Colorado Judge Neil Gorsuch was sworn in as the associate Justice of the US Supreme Court, and took up the seat vacated by last year’s death of Justice Antonin Scalia. In a historic first, Justice Anthony Kennedy administered the oath to his former clerk.
Scalia’s widow and son were among the guests at the White House Rose Garden on Monday, as Gorsuch took the judicial oath of office. He had already taken the federal oath, administered by Chief Justice John Roberts at the Supreme Court.
“I will never forget that the seat I inherit today is of a great, great man,” Gorsuch said after the ceremony. “I promise you, I will do all my powers permit to be a faithful servant of the Constitution and the laws of this country.”

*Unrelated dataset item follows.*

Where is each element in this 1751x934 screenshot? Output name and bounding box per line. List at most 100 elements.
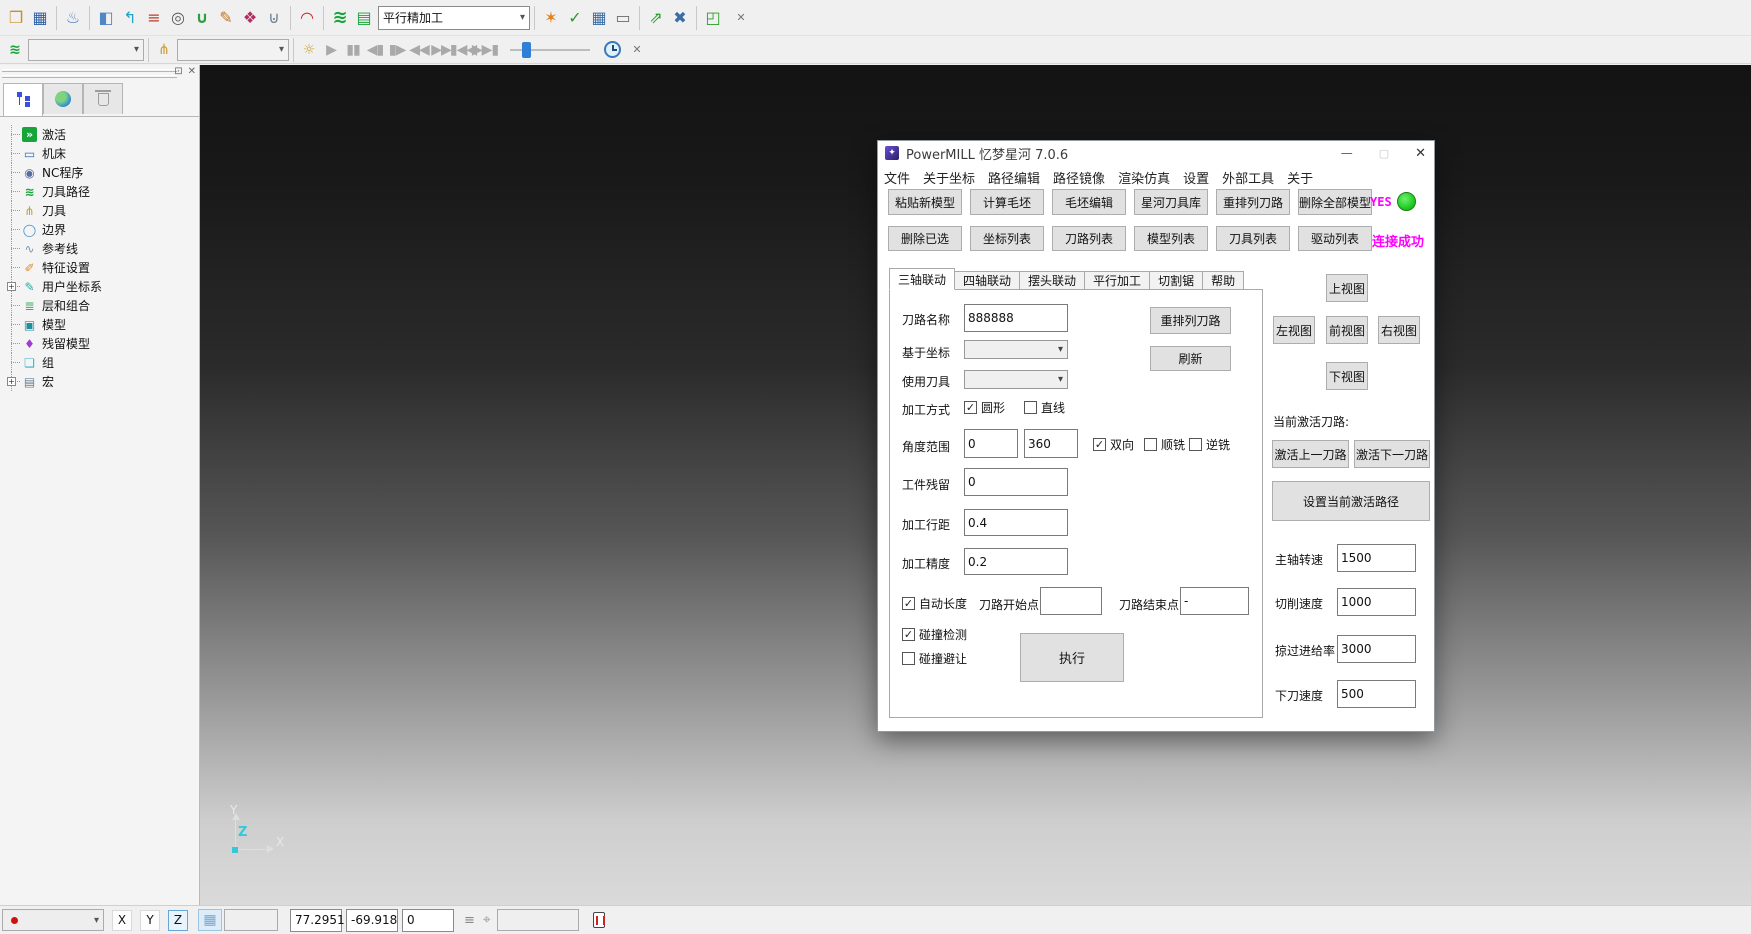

President Donald Trump was on hand for the ceremony, and spoke before the swearing-in.
“I have no doubt that you’ll rise to the occasion and that the decisions you make will not only protect our Constitution today, but for many generations of Americans to come,” Trump said, adding that Gorsuch will “go down as one of the truly great justices in the history of the US Supreme Court.”
Gorsuch’s confirmation process was a bitter battle in the Senate, as the opposition Democrats blamed the Republican majority for refusing to consider President Barack Obama’s nomination to the court, Merrick Garland, last year and accused Gorsuch of being “too extreme.”
During the Senate confirmation hearings, Democrats grilled Gorsuch on a variety of subjects, from wiretapping and torture to guns and abortion. He stressed judicial independence and that no man is above the law, even the president.
Last week, the Democratic leadership announced they had 41 votes to filibuster Gorsuch and urged Trump to “change the nominee.” Senate Majority Leader Mitch McConnell (R-Kentucky) responded by invoking the “nuclear option” and changing the Senate rule requiring three-fifths of the votes to confirm a Supreme Court justice. The Democrats had done away with the filibusters for executive and judicial nominees in 2013, but kept the Supreme Court rule in place.
Gorsuch was confirmed on Thursday, with a vote of 54 senators in favor and 45 opposed.
Former Senate Majority Leader Trent Lott, a Mississippi Republican, said Gorsuch got confirmed because he mostly kept quiet. “Maybe he can learn a lesson from [First Lady] Melania [Trump]. You never see her, she says nothing, and her approval ratings are over 50 percent,” Lott told the Boston Globe.
Gorsuch becomes the 113th Justice to serve on the Supreme Court since its establishment in 1789 – and the first former clerk to serve alongside his former boss, Justice Kennedy.